M. Lees a déclaré qu'il avait augmenté ses positions sur l'hydrogène et le solaire avant le vote, pariant sur l'adoption du projet de loi.

Jusqu'à présent, la plupart des projets d'énergie renouvelable ont été financés par des investisseurs qui prennent une participation dans les projets en échange des avantages fiscaux associés, ce que l'on appelle le financement par capitaux propres.

À l'avenir, les développeurs pourront vendre certains crédits sans entrer dans ces "partenariats encombrants et à haute friction", a déclaré Ted Brandt, directeur général de la banque d'investissement Marathon Capital. "Cela ouvre le marché et contribuera grandement à atténuer les déséquilibres entre l'offre et la demande que nous connaissons depuis des années", a-t-il déclaré.

Certains investisseurs ont hésité à soutenir des projets en raison des rendements incertains, alors même que les effets du changement climatique sont de plus en plus apparents, des inondations dans le Kentucky aux incendies de forêt en Californie.
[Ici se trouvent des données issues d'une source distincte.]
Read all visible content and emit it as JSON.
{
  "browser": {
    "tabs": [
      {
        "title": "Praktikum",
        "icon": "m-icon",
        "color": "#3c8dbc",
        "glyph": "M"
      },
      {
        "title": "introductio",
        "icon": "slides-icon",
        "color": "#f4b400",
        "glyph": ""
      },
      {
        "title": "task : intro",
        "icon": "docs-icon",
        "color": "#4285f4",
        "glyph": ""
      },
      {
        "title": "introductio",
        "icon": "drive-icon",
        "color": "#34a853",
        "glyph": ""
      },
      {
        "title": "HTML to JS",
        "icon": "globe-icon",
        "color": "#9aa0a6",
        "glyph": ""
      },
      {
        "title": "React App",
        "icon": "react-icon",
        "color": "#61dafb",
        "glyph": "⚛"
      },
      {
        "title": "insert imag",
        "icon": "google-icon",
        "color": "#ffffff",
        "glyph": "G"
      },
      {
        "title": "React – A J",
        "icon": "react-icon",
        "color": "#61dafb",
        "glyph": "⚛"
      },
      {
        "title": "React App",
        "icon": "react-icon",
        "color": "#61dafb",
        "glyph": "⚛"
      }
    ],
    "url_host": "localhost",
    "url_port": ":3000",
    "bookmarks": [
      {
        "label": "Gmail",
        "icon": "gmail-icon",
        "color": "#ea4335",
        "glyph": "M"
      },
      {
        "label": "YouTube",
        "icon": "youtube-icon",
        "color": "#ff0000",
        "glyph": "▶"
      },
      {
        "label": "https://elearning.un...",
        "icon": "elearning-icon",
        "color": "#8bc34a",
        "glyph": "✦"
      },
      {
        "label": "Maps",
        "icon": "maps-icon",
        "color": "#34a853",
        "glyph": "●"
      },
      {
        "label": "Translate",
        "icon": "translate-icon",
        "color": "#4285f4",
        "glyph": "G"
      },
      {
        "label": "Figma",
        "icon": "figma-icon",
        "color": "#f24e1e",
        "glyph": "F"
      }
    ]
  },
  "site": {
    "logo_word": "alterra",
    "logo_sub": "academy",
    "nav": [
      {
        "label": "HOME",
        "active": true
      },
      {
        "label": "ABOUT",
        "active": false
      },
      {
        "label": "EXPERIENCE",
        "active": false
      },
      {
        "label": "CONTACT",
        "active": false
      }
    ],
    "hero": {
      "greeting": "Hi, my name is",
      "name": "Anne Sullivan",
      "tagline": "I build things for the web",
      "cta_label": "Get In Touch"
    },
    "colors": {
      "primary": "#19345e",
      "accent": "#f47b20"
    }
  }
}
Des allégements fiscaux à plus long terme "ouvriraient les vannes" pour davantage de financement, a déclaré Tom Buttgenbach, directeur général du développeur solaire américain 8minute Solar Energy.

"Avant ce projet de loi, nous envisagions des prolongations d'un ou deux ans du crédit d'impôt tout en essayant de financer des projets dont la construction prend trois à cinq ans. Pour la première fois, cela donne à l'industrie et aux investisseurs une certitude sur ce à quoi ressemblera l'environnement de financement jusqu'en 2034."